With a cry she threw herself beside Jud's rigid figure.

"He is dead! Jud! Jud!" she wailed. "Don't look like that!"

Crawley raised himself from the ground, bewildered and dumb. To his brain came the knowledge that he had killed a man. Terror supplanted fury in his closing eyes, a pallor crept over his swarthy face. For the first time he looked into the wide eyes in the strangled face. He did not hear the cries of the woman; he heard only the gasping of that throttled man as they had plunged to the ground.

"I hope I haven't—haven't killed him," struggled through his bleeding lips, tremulously. "He's dead!" Like a hunted beast he looked about for some place in which to hide, for some way to escape. "They'll hang me! They'll lynch me!" He leaped to his feet and with a yell turned to plunge across the fields toward the woods.

But the reaction had come upon him. His strength was gone. His knees gave way beneath him and he dropped helplessly to the ground, his eyes again falling upon the face of his victim. Trembling in every nerve, he tried to look away, but could not.

Suddenly he started as if struck from behind. His intense eyes had seen a quiver on Jud's lips, a convulsive twitching of the jaws; his ears caught the sound of a small, choking gasp. The world cleared for him. Jud was not dead!

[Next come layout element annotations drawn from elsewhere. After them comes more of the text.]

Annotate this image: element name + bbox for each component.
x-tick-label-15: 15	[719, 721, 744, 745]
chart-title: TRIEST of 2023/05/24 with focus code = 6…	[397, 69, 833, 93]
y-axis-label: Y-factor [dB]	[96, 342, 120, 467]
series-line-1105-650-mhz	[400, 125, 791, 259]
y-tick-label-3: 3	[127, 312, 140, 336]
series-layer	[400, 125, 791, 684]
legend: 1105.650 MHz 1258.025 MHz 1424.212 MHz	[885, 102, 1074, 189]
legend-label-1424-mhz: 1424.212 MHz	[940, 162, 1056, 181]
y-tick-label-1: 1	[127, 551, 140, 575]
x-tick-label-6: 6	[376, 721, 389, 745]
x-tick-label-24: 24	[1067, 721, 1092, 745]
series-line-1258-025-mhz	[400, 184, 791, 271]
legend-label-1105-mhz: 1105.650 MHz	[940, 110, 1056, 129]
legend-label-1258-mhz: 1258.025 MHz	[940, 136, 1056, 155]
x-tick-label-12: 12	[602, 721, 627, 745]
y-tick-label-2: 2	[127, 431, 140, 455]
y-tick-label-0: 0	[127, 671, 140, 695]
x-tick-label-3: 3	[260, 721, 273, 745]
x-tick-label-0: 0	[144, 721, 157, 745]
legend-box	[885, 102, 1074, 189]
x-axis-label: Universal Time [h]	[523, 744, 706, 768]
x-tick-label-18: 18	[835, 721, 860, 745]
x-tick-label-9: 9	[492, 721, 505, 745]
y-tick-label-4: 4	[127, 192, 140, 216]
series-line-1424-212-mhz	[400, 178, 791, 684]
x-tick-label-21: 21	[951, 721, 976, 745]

"He's alive!" burst from his lips. He flung the convulsed form of the girl from the breast of the man who was struggling back to life.

As he raised the prostrate man's head, overjoyed to see the blackness receding, to hear the gasp now grow louder and faster, a heavy body struck him and something like a steel trap tightened on his neck. Writhing backward he found the infuriated face of the girl close to his. Her hands were upon his throat.

"You killed him and I'll kill you!" she hissed in his ear, and he knew she was mad! It was but a short struggle; he overpowered her and held her to the ground. She looked up at him with such a malevolent glare that he cowered and shivered. Those tender eyes of Justine Van!

"He ain't dead!" he gasped. "Be quiet, Justine! For God's sake, be quiet! Look! Don't you see he's alive? I'll help you bring him to—I won't tech him again! Be quiet an' we'll have him aroun' all right in a minute! Lookee! He's got his eyes closed! I'll git some water!"